Catherine de Vausselles (or de Vaucel – the change is within the limits of Villon’s licence) had plainly delighted in the poet’s conversation; near neighbours or not, they were much together; and Villon made no secret of his court, and suffered himself to believe that his feeling was repaid in kind. This may have been an error from the first, or he may have estranged her by subsequent misconduct or temerity. One can easily imagine Villon an impatient wooer. One thing, at least, is sure: that the affair terminated in a manner bitterly humiliating to Master Francis.
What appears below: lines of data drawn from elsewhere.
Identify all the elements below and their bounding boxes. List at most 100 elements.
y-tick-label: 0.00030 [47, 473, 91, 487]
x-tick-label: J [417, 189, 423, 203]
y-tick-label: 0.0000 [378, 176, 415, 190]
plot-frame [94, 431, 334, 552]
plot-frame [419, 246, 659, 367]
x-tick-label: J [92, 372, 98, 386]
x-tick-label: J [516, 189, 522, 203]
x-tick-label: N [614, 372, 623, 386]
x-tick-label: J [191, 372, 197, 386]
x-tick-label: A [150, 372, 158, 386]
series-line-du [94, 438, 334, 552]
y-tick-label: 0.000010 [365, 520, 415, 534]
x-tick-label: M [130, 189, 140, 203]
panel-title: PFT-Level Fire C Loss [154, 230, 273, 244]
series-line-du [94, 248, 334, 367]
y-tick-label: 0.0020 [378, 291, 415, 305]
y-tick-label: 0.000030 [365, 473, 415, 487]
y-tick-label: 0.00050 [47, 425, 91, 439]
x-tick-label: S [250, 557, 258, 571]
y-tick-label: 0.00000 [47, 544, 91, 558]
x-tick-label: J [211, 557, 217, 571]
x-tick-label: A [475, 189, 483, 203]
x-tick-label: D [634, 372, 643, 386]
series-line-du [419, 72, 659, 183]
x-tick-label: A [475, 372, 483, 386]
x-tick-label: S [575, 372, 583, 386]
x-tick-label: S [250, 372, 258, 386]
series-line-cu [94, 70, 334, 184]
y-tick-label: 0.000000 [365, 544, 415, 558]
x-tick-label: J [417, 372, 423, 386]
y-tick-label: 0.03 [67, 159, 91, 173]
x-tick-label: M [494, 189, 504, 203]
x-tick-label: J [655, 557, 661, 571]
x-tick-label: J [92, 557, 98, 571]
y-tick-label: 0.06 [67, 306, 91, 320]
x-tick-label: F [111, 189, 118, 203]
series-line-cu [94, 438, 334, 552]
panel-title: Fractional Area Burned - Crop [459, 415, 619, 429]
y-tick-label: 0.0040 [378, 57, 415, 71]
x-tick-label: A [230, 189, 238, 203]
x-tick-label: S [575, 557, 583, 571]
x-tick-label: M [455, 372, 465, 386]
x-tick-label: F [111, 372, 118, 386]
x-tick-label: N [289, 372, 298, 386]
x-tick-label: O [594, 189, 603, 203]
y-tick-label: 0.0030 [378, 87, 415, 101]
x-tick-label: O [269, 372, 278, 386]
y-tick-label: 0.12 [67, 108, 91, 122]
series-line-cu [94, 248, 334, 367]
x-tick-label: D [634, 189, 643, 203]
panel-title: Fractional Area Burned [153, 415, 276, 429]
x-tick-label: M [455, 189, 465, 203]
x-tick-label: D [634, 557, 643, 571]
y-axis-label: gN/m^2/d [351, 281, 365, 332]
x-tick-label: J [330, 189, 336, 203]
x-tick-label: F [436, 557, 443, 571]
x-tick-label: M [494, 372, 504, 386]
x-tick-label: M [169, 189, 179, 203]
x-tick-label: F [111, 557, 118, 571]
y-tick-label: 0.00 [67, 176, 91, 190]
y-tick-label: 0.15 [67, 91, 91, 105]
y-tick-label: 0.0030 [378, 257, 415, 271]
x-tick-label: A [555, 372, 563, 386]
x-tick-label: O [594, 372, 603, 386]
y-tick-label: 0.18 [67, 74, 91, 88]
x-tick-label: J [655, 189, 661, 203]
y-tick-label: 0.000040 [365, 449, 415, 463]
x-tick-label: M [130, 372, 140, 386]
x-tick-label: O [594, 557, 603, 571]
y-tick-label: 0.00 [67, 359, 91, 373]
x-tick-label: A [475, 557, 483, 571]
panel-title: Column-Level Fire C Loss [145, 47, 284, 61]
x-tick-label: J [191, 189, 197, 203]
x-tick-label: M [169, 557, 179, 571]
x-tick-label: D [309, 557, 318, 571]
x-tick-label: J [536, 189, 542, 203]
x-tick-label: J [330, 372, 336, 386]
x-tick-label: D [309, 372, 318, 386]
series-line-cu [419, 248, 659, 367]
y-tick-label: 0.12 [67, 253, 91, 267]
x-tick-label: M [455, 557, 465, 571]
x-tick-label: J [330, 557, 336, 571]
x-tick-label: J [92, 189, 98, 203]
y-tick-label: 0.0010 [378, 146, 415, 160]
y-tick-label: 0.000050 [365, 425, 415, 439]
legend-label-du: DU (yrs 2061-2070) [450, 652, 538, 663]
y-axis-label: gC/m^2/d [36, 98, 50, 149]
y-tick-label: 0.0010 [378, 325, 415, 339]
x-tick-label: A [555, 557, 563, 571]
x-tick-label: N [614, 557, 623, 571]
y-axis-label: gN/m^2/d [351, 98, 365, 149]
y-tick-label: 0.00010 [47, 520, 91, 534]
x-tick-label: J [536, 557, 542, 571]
In presence of his lady-love, perhaps under her window, and certainly with her connivance, he was unmercifully thrashed by one Noë le Joly – beaten, as he says himself, like dirty linen on the washing-board. It is characteristic that his malice had notably increased between the time when he wrote the “Small Testament” immediately on the back of the occurrence, and the time when he wrote the “Large Testament” five years after. On the latter occasion nothing is too bad for his “damsel with the twisted nose,” as he calls her. She is spared neither hint nor accusation, and he tells his messenger to accost her with the vilest insults. Villon, it is thought, was out of Paris when these amenities escaped his pen; or perhaps the strong arm of Noë le Joly would have been again in requisition. So ends the love-story, if love-story it may properly be called. Poets are not necessarily fortunate in love; but they usually fall among more romantic circumstances, and bear their disappointment with a better grace.